Ralph Waldo Emerson described what happens when we decide on a course of action or goal.
“Whatever course you decide upon, there is always someone to tell you that you are wrong. There are always difficulties arising which tempt you to believe that your critics are right. To map out a course of action and follow it to an end requires courage.”
You’ve likely experienced the “fruit” of critics in your life. From family members at an early age to co-workers and “friends” later in life, we often have a ready supply of those who tell us how unlikely it is that our goal or plan will come to fruition. Summoning courage at those junctures means putting ourselves “out there” and it means operating without the encouragement of people who ought to believe in us.

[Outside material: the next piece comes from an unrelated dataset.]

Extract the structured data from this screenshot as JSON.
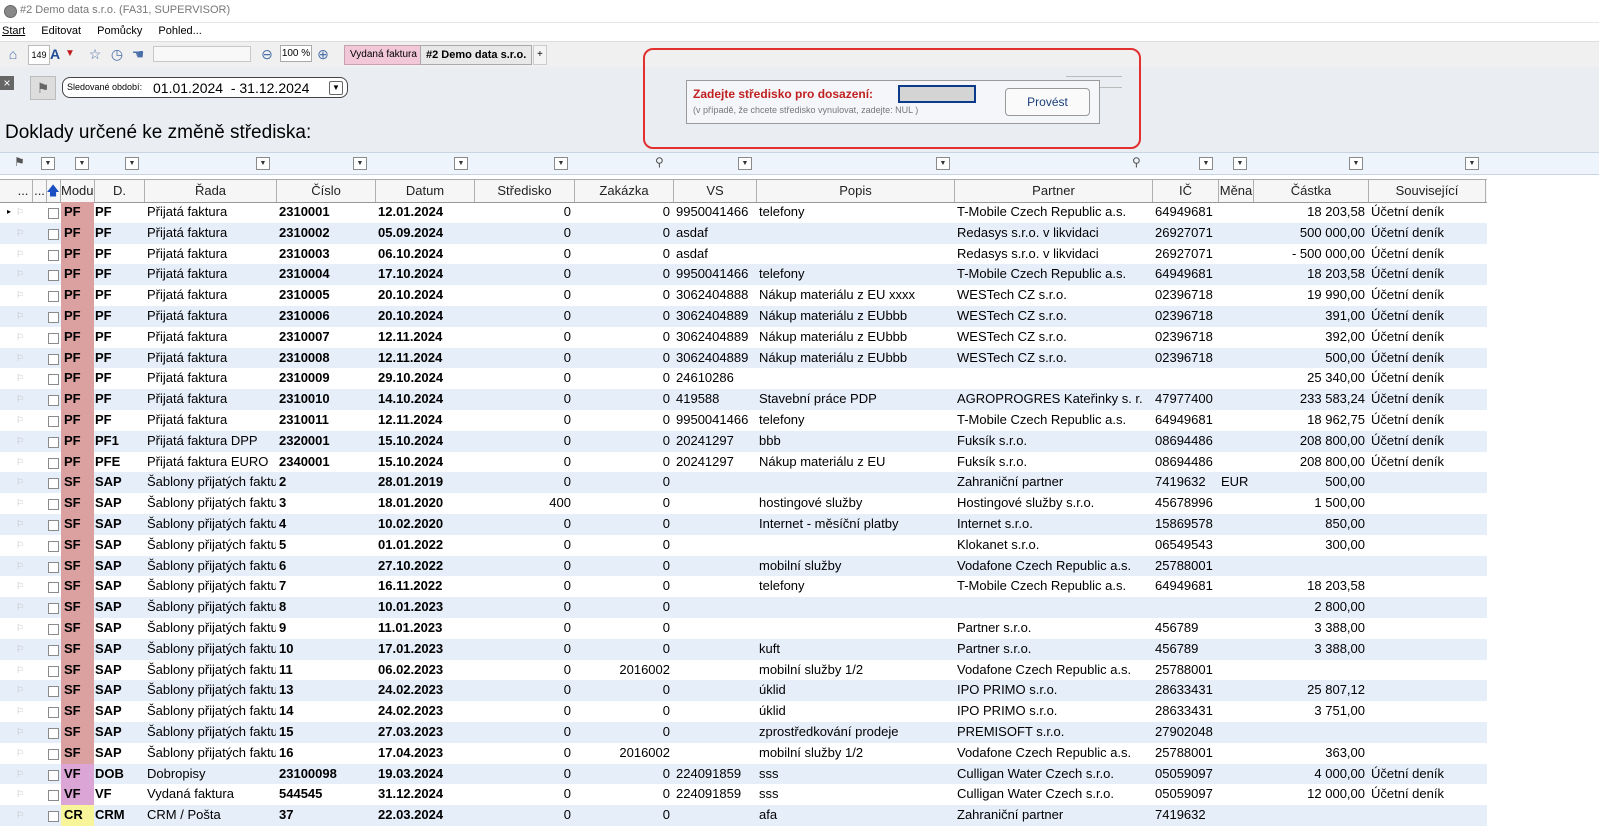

What an appropriate time that is to:
- Get with someone who’s been there, who’s been experienced a similar journey. Examples might be a business owner who’s taken signficant risk or one who’s worked through huge financial hurdles. A key individual might provide the need of the moment: mentor, counsel, encouragement, prayer or challenge. Be ready for the response that’s right!
- Write out a clear and compelling vision. Answer for yourself the “why am I doing this?” question. Spend time yourself in meditation and prayer. Ascertain that you’re not doing the wrong thing your critics asserted.
- Keep the vision connected to reality. Great visions rarely come together in the time and manner we’d prefer. Put realistic and measureable goals together, get them into your plan and work your plan.
- Get some coaching. Coaches specialize in listening and we believe in our clients. I believe what God has put into people — by way of vision, purpose and passions — is what needs to “come out”. In nearly every session, I hear a clients discuss things they are hestitant to share even with spouses, best friends or co-workers.